The blurb of this book is a short hand-written note by the artist. It ends by saying: ‘It will bring you good luck and help you do sex better.’
That’s exactly the kind of schoolboy humour – from the biro of a white, 57-year-old man who was educated at Dulwich College with Nigel Farage – that might put a Peace News reader right off.
But I recommend that you put your prejudices aside, turn the book over and have a leaf through the pages, which document over 30 years of funny, thought-provoking and revolutionary visual art.
Deller won the Turner Prize in 2004 with a film about (then) US president George Bush’s Texas, which included footage of his supporters and opponents.
Previous art projects included commissioning a traditional brass band to play acid house anthems and co-ordinating a historic re-enactment of the Battle of Orgreave – the brutal 1984 confrontation between police and striking miners outside a coking plant near Sheffield.
More recently, Deller was commissioned to produce a piece of public art to commemorate the First World War. The resulting work involved co-ordinating a nationwide ‘flash mob’ of people dressed as soldiers from the time.

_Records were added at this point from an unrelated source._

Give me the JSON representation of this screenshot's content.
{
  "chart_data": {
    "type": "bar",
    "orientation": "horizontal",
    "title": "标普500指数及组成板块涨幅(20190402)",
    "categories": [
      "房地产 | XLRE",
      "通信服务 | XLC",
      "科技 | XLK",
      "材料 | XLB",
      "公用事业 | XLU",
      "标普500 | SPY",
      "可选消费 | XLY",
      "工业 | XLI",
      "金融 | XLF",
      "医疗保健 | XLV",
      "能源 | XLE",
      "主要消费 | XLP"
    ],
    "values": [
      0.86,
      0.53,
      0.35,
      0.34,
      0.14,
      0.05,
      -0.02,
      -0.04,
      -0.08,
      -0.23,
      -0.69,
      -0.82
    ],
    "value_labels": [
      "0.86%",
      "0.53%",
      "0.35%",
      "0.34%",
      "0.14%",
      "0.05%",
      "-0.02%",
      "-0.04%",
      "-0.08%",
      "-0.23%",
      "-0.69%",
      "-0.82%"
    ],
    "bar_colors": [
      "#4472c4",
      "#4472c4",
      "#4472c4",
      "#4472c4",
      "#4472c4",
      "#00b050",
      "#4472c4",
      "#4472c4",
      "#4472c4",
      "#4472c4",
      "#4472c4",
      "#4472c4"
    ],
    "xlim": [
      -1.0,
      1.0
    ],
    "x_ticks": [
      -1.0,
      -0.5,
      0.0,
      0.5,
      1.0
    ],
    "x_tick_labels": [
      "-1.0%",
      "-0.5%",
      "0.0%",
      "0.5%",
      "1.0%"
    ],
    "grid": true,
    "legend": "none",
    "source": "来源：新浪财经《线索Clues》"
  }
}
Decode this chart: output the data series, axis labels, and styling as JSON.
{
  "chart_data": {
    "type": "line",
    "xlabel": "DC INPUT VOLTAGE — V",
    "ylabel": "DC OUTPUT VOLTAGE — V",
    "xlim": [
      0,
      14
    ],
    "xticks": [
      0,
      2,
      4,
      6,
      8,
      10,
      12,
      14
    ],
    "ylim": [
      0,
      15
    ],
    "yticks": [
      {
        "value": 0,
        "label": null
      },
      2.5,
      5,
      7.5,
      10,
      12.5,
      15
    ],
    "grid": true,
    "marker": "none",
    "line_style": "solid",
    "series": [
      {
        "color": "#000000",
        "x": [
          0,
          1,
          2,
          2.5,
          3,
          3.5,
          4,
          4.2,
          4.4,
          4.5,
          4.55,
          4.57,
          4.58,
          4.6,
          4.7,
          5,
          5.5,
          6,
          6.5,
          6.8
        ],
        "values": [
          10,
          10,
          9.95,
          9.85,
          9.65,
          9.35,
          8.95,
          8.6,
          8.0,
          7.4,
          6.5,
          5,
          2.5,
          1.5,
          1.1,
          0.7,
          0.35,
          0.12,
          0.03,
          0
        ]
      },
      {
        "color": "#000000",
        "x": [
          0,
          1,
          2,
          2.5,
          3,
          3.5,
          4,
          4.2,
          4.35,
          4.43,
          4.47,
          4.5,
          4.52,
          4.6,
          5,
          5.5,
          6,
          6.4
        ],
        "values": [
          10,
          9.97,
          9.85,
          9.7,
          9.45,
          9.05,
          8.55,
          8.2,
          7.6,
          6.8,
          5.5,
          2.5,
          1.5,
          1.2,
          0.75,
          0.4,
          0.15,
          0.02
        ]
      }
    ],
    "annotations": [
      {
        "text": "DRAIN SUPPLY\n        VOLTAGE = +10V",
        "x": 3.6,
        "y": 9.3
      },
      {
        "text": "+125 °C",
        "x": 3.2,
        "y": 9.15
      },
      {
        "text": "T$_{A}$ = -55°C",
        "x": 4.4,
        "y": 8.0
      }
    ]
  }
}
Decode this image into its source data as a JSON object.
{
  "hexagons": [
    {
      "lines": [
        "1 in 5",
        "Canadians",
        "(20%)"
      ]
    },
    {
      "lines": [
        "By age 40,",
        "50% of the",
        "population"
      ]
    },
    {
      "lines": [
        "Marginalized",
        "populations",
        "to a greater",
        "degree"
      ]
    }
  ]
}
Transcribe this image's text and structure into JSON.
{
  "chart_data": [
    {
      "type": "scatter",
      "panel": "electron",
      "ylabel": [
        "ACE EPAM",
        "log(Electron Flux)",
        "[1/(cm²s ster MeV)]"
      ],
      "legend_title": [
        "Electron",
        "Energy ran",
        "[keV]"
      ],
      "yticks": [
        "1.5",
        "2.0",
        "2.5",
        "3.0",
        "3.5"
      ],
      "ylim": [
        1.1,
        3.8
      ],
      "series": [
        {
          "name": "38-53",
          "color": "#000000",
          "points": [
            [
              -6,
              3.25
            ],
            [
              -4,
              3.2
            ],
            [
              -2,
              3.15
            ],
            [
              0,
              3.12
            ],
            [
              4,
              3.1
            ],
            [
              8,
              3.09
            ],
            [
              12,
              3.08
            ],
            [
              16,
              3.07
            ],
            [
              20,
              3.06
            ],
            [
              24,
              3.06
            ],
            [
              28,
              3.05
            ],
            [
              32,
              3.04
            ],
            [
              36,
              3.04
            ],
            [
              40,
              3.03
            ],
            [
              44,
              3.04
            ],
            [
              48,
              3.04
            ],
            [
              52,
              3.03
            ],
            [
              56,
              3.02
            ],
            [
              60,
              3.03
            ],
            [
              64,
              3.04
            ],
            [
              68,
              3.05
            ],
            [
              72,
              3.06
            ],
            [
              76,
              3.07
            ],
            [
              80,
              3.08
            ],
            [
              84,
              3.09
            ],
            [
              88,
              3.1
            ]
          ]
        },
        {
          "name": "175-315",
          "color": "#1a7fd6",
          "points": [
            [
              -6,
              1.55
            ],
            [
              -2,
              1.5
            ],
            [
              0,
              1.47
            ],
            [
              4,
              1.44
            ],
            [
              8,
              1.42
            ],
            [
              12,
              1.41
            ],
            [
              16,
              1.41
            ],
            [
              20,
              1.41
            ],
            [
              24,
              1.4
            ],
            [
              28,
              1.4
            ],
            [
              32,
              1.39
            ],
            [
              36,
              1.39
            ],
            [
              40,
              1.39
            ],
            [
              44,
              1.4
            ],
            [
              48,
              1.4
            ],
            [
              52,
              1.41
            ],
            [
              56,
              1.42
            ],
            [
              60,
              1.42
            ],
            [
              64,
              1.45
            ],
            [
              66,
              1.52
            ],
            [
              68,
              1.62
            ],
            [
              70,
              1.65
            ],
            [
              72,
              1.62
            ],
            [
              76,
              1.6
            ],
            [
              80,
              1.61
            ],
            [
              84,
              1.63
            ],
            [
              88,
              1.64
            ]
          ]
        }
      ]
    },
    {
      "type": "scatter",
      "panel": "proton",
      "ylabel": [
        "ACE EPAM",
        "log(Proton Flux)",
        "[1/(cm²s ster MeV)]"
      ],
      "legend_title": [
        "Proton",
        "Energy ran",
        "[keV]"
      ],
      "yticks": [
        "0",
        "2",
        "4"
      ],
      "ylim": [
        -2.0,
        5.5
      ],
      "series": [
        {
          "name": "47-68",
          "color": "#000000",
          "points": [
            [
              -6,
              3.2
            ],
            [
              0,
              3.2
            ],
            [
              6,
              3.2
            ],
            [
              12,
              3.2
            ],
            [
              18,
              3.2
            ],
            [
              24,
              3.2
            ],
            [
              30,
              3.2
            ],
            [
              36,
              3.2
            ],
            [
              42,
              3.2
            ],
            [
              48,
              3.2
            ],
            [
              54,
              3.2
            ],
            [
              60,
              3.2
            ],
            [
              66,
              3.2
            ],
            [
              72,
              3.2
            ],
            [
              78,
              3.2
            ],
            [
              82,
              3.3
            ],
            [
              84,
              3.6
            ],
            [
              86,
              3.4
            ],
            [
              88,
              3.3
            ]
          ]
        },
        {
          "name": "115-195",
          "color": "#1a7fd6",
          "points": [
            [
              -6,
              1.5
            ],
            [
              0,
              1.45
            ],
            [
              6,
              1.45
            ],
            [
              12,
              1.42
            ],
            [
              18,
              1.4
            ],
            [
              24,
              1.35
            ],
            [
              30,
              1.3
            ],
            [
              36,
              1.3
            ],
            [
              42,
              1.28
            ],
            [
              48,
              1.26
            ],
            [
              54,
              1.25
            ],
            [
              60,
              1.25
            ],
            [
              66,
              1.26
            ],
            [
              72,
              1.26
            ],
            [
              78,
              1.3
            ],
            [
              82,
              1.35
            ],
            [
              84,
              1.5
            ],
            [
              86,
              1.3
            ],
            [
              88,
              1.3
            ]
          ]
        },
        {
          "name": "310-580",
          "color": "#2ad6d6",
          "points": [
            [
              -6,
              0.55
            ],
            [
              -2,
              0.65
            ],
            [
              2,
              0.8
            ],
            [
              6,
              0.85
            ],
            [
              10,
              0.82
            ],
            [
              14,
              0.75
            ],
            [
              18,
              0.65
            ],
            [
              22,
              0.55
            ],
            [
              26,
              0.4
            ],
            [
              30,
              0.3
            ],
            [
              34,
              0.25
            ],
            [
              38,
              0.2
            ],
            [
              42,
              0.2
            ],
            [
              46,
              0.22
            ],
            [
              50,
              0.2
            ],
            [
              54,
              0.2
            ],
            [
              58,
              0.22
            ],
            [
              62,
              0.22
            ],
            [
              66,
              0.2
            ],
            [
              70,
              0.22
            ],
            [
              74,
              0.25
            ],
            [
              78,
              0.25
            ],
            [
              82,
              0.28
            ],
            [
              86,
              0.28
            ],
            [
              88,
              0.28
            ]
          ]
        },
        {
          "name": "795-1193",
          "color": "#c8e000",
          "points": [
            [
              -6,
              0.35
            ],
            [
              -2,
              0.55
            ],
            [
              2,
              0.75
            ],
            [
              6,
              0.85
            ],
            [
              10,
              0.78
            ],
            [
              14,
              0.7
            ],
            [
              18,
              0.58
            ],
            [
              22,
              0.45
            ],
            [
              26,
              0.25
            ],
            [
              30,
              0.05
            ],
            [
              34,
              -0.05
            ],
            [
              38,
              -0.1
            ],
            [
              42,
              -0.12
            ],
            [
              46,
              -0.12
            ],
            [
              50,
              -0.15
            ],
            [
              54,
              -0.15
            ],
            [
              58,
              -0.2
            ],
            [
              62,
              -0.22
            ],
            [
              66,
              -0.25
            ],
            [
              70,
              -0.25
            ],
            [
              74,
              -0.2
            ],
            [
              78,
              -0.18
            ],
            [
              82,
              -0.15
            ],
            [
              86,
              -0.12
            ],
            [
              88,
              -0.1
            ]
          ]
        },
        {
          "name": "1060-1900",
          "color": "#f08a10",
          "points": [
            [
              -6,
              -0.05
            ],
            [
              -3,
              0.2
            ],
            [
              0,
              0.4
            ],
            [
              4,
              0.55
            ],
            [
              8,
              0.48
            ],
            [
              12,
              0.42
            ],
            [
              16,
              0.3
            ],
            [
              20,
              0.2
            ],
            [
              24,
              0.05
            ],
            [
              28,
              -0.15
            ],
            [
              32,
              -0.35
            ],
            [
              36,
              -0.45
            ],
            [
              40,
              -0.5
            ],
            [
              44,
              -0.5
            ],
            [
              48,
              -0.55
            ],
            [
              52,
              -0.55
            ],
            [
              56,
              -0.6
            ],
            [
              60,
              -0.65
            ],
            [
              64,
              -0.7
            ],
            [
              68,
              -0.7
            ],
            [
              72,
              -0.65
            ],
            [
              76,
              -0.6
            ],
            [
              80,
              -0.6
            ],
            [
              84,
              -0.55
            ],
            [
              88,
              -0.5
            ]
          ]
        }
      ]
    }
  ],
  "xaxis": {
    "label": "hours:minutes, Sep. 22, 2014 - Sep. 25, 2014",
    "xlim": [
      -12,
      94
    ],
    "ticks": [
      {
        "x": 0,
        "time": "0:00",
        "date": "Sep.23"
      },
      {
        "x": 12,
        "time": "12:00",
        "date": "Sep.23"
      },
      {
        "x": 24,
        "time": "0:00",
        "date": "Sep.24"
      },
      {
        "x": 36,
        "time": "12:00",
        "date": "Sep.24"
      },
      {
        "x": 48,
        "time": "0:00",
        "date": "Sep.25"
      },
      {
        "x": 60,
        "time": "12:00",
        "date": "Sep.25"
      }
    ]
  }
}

Deller takes conceptual art as a starting point and then collaborates with people to achieve his wild imaginings. He has worked with gardeners in Germany, Depeche Mode fans in Russia, steel bands and banner-makers in the UK and he once toured the US with the wreck of a car mangled by a bomb in a Baghdad marketplace.
The latter project was intended to provoke conversations about war. The car was accompanied by an Iraqi who had recently been granted asylum in the US and by a military reservist who had recently fought in Iraq.
‘Because the project was under the auspices of a cultural organisation, we were seen as relatively neutral, which was essential. In a sense, we were taking a relic around, a sacred reminder of death,’ Deller writes.
For his 2019 film, Putin’s Happy, he documented a Brexit protest in Parliament Square in Central London.
Deller is a small man and the film-maker he worked with was even shorter: ‘Together we comprised a non-threatening presence…. Some people were quite happy to be filmed being overtly anti-semitic. This was a real thread running through the conversations; as was the Second World War and the sacrifice of soldiers’ lives being squandered.’
The design of the book is unconventional and engaging – like a luxurious hand-made zine or a comic book annual.
I particularly enjoyed the accompanying conversations and interviews – especially the dialogue between Deller and Mary Beard in response to the toppling of the Colston statue in Bristol. There is also a quiz, where you are challenged to guess whether quotes belong to William Morris or Andy Warhol.
It’s a good example of how Deller finds unlikely connections – between brass bands and acid house, for instance.
Deller’s work is often joyful – including the life-size inflatable Stonehenge which was commissioned for the 2012 Olympics and which has toured internationally.
His work celebrates British history and folk culture and, despite his privileged early life, his worldview is egalitarian and inclusive.
Deller studied art history rather than fine art, and this informs his work. For many of his projects, his palette is people and I enjoyed the way he embraces collaboration rather than manipulation in order to achieve his vision. This book allows you to peer into the mind of an innovative 21st-century artist.